The M1 is a major piece of public infrastructure and the collection of tolls is akin to tax collection. I accept that its power to “demand, charge, collect and recover tolls” as set out in the M1 Bye-laws, coupled with its additional powers under the Roads Act as a road undertaking, confers on it a practical advantage relative to the rules of private law. Similar functions and powers conferred on Asfinag by contract and licence were found to be “special powers beyond those resulting from the normal rules applicable in relations between individuals”. In the circumstances, I am satisfied that CRG is a public authority within the meaning of article 3(1)(b) of the AIE Regulations.

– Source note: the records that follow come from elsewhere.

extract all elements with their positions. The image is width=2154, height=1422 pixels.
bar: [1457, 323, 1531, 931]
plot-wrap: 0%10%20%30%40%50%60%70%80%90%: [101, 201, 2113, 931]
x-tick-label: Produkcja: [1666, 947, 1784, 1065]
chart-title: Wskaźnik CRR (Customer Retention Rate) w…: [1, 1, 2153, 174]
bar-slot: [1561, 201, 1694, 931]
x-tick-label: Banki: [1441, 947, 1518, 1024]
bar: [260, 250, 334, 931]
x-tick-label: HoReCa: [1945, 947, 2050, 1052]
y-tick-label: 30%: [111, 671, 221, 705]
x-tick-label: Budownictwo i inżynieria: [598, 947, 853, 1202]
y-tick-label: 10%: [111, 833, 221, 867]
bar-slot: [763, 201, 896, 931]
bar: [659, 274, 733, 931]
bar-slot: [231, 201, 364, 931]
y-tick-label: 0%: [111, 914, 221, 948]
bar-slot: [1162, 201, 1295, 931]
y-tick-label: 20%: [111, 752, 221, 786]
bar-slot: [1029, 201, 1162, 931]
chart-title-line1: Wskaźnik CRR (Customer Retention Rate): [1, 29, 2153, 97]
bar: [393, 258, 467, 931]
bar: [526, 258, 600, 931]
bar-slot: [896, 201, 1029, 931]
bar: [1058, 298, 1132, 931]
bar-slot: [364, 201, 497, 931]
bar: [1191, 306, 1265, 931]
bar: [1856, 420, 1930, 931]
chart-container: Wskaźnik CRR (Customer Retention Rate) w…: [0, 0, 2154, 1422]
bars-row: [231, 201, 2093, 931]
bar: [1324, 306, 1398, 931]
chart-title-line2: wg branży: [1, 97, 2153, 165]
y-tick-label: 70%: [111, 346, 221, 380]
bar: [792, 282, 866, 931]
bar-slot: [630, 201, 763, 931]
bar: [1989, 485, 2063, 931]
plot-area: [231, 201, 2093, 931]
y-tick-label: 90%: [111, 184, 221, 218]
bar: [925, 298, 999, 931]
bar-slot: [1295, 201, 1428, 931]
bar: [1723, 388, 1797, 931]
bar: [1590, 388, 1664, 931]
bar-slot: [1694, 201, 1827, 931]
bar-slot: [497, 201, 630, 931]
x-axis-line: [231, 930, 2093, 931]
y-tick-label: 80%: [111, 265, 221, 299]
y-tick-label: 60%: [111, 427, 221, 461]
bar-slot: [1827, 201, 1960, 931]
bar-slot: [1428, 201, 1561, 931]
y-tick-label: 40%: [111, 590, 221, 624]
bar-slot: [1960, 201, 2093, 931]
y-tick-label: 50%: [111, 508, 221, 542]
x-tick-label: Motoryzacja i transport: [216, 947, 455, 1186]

Accordingly, I find that CRG was not justified in refusing the appellant’s request on the basis that it is not a public authority within the meaning of the Regulations. While it is unclear whether the appellant wishes to pursue an argument that CRG is also captured by paragraph (c) of definition, I do not consider it necessary to determine the matter in any event. As I find that CRG is a public authority under article 3(1)(b) of the Regulations, it must undertake a fresh decision-making process in response to the request in accordance with the Regulations. In doing so, it should have regard to the recent judgments in Jim Redmond & Mary Redmond v Commissioner for Environmental Information & Coillte  EICA 83 and Electricity Supply Board v Commissioner for Environmental Information  IEHC 190. It should also have regard to the decision of this Office in Case CEI/17/0026 (New Morning Intellectual and Transport Infrastructure Ireland).
Having carried out a review under article 12(5) of the AIE Regulations, I find that CRG was not justified in refusing the appellant’s request on the basis that it is not a public authority within the meaning of the Regulations. I therefore annul CRG’s decision and direct it to undertake a fresh decision-making process in relation to the appellant’s request in accordance with the Regulations, including the timeframes specified. This means that, subject to article 13 of the Regulations, action on the request should be taken within one month as specified under article 7(2) of the Regulations.
A party to the appeal or any other person affected by this decision may appeal to the High Court on a point of law from the decision. Such an appeal must be initiated not later than two months after notice of the decision was given to the person bringing the appeal.